Chegava em casa e abria a porta com pressa, como quem quer se livrar do mundo. Se jogava no sofá, sapato ainda no pé. Cansado. Não do trabalho, mas de ser. De tentar ser. De ser o que não era.
Ali, sozinho, podia enfim desmanchar. O corpo afundava no estofado velho como quem volta para o que é real. Suspirava fundo. Não precisava sorrir. Nem responder. Nem agradar. Era só ele com o cansaço. E, estranhamente, isso já era alguma forma de paz.
Era um peso. Mas agora um peso sozinho. Sem testemunhas, sem plateia, sem cobrança. Um peso íntimo, silencioso, que pedia apenas que continuasse a respirar. Sem pensar em nada. Muito menos no dia seguinte.

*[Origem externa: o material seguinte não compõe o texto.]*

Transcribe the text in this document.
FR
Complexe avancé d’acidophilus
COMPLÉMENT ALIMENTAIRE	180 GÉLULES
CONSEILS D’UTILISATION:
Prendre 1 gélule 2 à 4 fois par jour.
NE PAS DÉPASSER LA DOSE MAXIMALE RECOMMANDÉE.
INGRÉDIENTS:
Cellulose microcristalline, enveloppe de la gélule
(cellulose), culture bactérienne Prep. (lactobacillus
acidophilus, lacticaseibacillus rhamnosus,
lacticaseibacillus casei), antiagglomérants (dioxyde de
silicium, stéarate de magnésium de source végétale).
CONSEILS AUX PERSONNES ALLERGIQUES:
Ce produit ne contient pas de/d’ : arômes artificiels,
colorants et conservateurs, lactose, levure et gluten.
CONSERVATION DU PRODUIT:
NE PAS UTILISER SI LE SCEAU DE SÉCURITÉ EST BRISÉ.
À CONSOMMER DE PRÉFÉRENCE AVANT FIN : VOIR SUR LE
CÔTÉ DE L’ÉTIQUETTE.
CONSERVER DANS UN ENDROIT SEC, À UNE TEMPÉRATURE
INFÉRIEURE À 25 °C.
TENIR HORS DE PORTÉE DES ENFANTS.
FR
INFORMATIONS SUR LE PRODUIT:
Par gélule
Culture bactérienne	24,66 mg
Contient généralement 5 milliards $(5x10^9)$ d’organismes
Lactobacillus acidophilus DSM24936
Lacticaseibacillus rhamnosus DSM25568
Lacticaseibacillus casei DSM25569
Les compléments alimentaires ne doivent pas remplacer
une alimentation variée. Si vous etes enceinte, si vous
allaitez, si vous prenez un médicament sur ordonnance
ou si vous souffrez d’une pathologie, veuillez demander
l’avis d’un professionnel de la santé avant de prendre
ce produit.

Naquelas horas em que o mundo lá fora parecia distante, ele se permitia existir sem forma, sem função, sem nome. Só um corpo exausto tentando não desaparecer. Sentir o peso da repetição dos dias sem sentido era sua constante. Um tédio melancólico que se disfarçava de rotina.
"É preciso imaginar Sísifo feliz", dizia o filósofo. Mas ele não conseguia. Não por falta de leitura ou sensibilidade, isso ele tinha de sobra. Era por dentro que o bloqueio se erguia. Um muro invisível entre a ideia e o sentir.
Ele até compreendia o que aquilo queria dizer: encontrar algum sentido na repetição. Ser maior que o absurdo. Sorrir, mesmo empurrando a pedra todos os dias. Mas e se a pedra fosse ele mesmo? E se o que precisava ser arrastado fosse a própria existência, pesada demais para a alma já cansada?
No fundo, ele queria. Queria muito poder se imaginar feliz. Queria acreditar que, mesmo nesse giro infinito entre acordar, trabalhar, voltar, deitar, havia alguma poesia que ele não entendia bem. Que no café amargo, na música triste, no silêncio do sofá, existia algo mais do que só sobrevivência.
Sísifo não era feliz, mas talvez, acreditasse em algo que ainda não havia vivido. Talvez.